En me rendant dans la cuisine, j'ai découvert qu'un tendre pain au chocolat m'attendait sur la table. Je me suis réjouie de cette attention et me suis préparée un chocolat chaud pour l'accompagner. J'ai déjeuné en silence en songeant que tout serait parfait si Yanis était là.
Ensuite j'ai pris une douche et je me suis faite jolie.

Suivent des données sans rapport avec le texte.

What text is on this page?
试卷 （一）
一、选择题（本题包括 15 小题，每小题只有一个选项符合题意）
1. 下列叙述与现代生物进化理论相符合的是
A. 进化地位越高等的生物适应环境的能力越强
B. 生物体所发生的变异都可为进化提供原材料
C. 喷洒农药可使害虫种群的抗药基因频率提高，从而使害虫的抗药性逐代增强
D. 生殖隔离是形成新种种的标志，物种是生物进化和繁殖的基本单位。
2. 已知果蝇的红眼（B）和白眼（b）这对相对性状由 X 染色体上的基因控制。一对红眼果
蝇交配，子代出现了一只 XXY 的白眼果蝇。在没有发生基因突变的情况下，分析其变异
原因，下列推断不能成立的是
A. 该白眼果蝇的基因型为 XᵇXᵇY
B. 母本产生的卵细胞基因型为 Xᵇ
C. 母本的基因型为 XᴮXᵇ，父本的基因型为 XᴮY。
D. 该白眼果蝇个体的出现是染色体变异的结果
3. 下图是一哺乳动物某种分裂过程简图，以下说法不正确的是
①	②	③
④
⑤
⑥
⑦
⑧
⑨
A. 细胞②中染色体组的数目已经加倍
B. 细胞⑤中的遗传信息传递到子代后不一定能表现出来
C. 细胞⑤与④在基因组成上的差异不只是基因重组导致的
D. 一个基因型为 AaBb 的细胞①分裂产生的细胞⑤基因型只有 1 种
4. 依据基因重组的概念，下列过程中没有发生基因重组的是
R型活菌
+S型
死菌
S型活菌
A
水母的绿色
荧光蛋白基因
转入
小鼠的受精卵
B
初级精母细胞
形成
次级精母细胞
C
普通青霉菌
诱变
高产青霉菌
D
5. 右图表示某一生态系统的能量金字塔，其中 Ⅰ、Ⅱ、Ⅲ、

Pour lui ? Peut-être. S'il revenait.
J'ai passé une demi-heure dans le calme le plus complet. Parfois j'entendais des klaxons, et une sirène a retenti. Rien d'autre à déclarer. J'ai croisé mes feuilles du regard, mais je n'ai pas eu envie d'écrire. Tout ce que je voulais c'était que Yanis apparaisse devant moi, qu'il me prenne dans ses bras et me souffle à l'oreille que notre départ au Paradis était imminent. Je sais que si les choses se dérouleraient ainsi, je rirais. Oh que j'avais envie de rire ! Mais comment faire, seule ? Sans Yanis je ne suis plus grand chose. Il est devenu un point essentiel de ma vie. Avant de le connaitre, cela ne me dérangeait pas d'être enfermée dans ma chambre, je m'occupais comme je pouvais, je n'avais pas besoin des autres... mais aujourd'hui c'est différent. Je m'ennuie, je tourne en rond, et la présence d'une personne à mes côtés m'est presque indispensable. Je comprends qu'on ne puisse pas être heureux seuls. Car les relations amoureuses, amicales, familiales, sont la clef du bonheur. Nous avons besoin d'être inspirés pour éprouver des émotions. Elles ne naissent pas seules. Et l'inspiration, elle, nous vient de la nature, de ce qui nous entoure, mais aussi et surtout des gens.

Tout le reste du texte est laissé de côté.